Of the patients who underwent antiviral therapy, 2,180 achieved SVR and 255 did not. Patients who achieved SVR were less likely to have cirrhosis (35.3% vs. 54.5%) or decompensated cirrhosis (9.3% vs. 20%) compared with patients in whom antiviral treatment failed. Patients who achieved SVR were also less likely to be receiving antidiabetic medications (74.8% vs. 78.0%) or insulin (41.3% vs. 49.8%).1 Notably, the group in whom treatment failed displayed more severe markers of liver disease.
“It is difficult to answer whether the improvement in diabetes control observed in this paper is long-term as the paper only evaluated [changes] in glucose control for one year after achieving SVR, said Dr. Khalili. The authors concurred.
“It is unknown how long SVR-induced endocrine improvements will persist, but our study looked at averages of HbA1c percentages and also medication prescriptions for one year after treatment. The next step would be to evaluate if the response is durable and if there are improved microvascular morbidities from the treatment of HCV in the long run,” said Dr. Hum.
In patients achieving SVR, the decrease from pretreatment baseline in average HbA1c was larger (from 7.2% [55 mmol/mol] to 6.82% [51 mmol/mol]) than in the group not achieving SVR (from 7.27% [56 mmol/mol] to 7.08% [54 mmol/mol]),1 according to the findings. After adjustments for baseline characteristics, the mean difference in the HbA1c decrease between the SVR and treatment failure groups was 0.13, though this did not reach statistical significance (P =.1). Notably, levels of HbA1c prior to antiviral therapy were similar between those achieving SVR and the group that did not.

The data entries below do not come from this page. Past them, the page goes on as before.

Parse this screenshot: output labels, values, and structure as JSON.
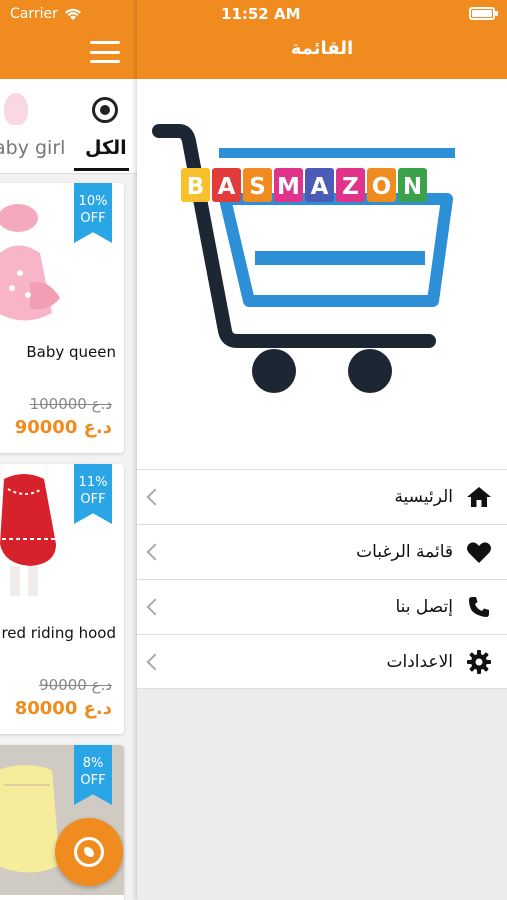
{
  "status_bar": {
    "carrier": "Carrier",
    "time": "11:52 AM"
  },
  "drawer": {
    "title": "القائمة",
    "logo_text": "BASMAZON",
    "menu": [
      {
        "label": "الرئيسية",
        "icon": "home-icon"
      },
      {
        "label": "قائمة الرغبات",
        "icon": "heart-icon"
      },
      {
        "label": "إتصل بنا",
        "icon": "phone-icon"
      },
      {
        "label": "الاعدادات",
        "icon": "gear-icon"
      }
    ]
  },
  "background": {
    "categories": [
      {
        "label": "الكل",
        "active": true
      },
      {
        "label": "aby girl",
        "active": false
      }
    ],
    "products": [
      {
        "name": "Baby queen",
        "discount": "10%\nOFF",
        "old_price": "100000 د.ع",
        "new_price": "90000 د.ع"
      },
      {
        "name": "red riding hood",
        "discount": "11%\nOFF",
        "old_price": "90000 د.ع",
        "new_price": "80000 د.ع"
      },
      {
        "name": "",
        "discount": "8%\nOFF",
        "old_price": "",
        "new_price": ""
      }
    ]
  },
  "colors": {
    "accent": "#f08c1f",
    "badge": "#2aa6e6"
  }
}
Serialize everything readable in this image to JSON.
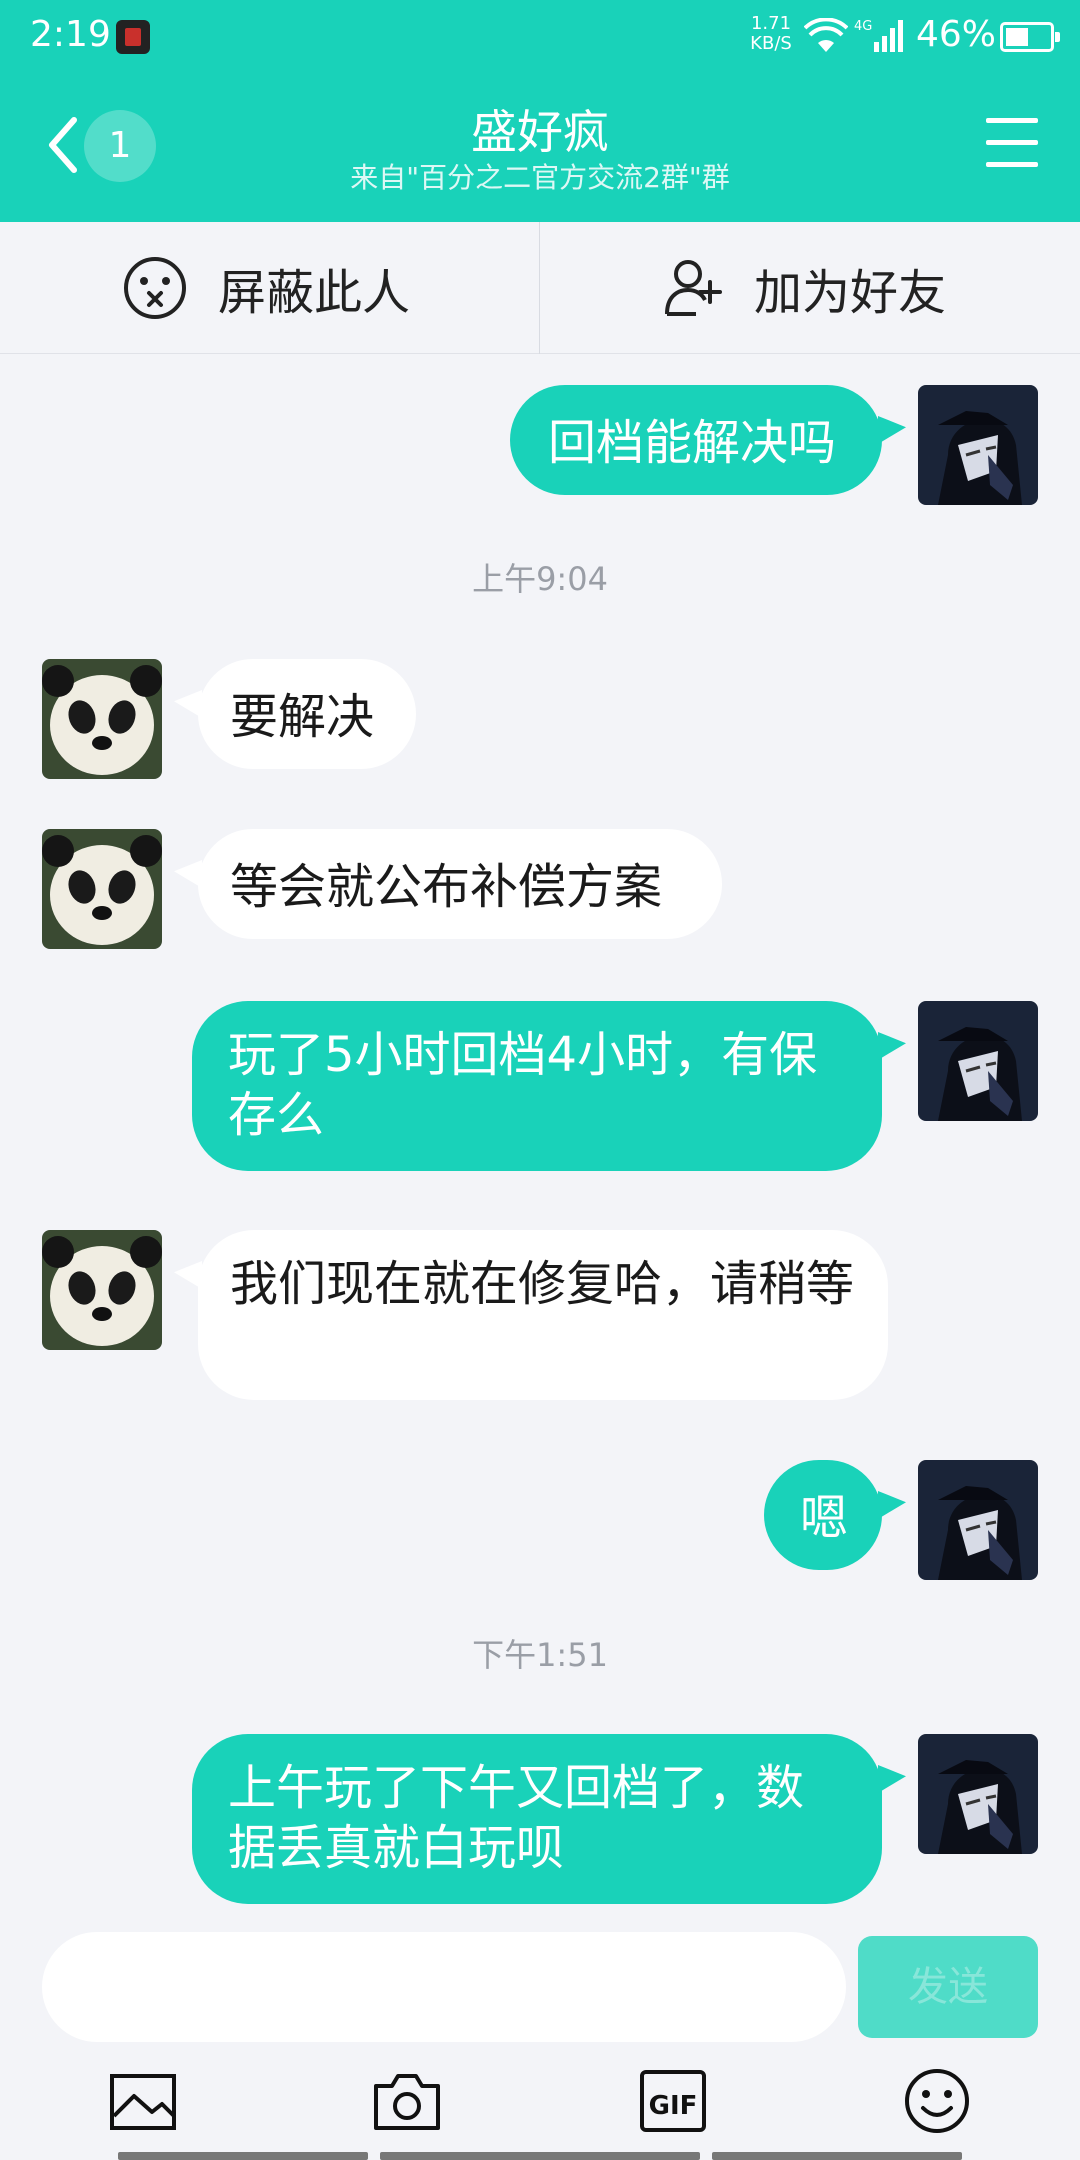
{
  "status_bar": {
    "time": "2:19",
    "speed_value": "1.71",
    "speed_unit": "KB/S",
    "network": "4G",
    "battery": "46%"
  },
  "header": {
    "unread": "1",
    "title": "盛好疯",
    "subtitle": "来自\"百分之二官方交流2群\"群"
  },
  "actions": {
    "block_label": "屏蔽此人",
    "add_friend_label": "加为好友"
  },
  "messages": [
    {
      "side": "out",
      "text": "回档能解决吗"
    },
    {
      "side": "time",
      "text": "上午9:04"
    },
    {
      "side": "in",
      "text": "要解决"
    },
    {
      "side": "in",
      "text": "等会就公布补偿方案"
    },
    {
      "side": "out",
      "text": "玩了5小时回档4小时，有保存么"
    },
    {
      "side": "in",
      "text": "我们现在就在修复哈，请稍等"
    },
    {
      "side": "out",
      "text": "嗯"
    },
    {
      "side": "time",
      "text": "下午1:51"
    },
    {
      "side": "out",
      "text": "上午玩了下午又回档了，数据丢真就白玩呗"
    }
  ],
  "input": {
    "placeholder": "",
    "send_label": "发送"
  },
  "tools": {
    "gif_label": "GIF"
  },
  "colors": {
    "accent": "#19d2b9",
    "background": "#f3f4f8"
  }
}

Although the group that achieved SVR experienced a larger decrease in the need for a number of classes of antidiabetic treatments, and a lower proportion of patients received antidiabetic medications than the treatment failure group, these differences were not statistically significant.1
The proportion of patients receiving insulin declined more in patients who achieved SVR (41.3% to 38%) than in the treatment failure group whose need for insulin increased significantly from 49.8% to 51% (P =.04). The decrease in insulin use in patients achieving SVR was not correlated with an increased use of metformin, which offered confirmation that the reduction in medication was not the result of the substitution of one medication for another, said Drs. Hum and Jou.
“The findings from this study indicate that there could be important endocrine benefits to treatment of chronic HCV. As insurance companies are evaluating who to treat for hepatitis C, the cost analysis of improving diabetes should also be considered,” concluded the co-authors.
A hepatitis C infection may lead to difficulty in managing diabetes for people who are newly diagnosed as well as patients who have been under good glucose control,5 according to the Centers for Disease Control and Prevention. Even patients with diabetes who were stabilized for long periods of time have had their glucose control disrupted by an increase in insulin resistance due to the HCV.
“In general, as diabetes is considered an extrahepatic manifestation of HCV disease, eradication of HCV is beneficial to patients with diabetes. Importantly, with the high effectiveness of current hepatitis C drugs, all patients with diabetes are likely to benefit from HCV eradication,” said Dr. Khalili.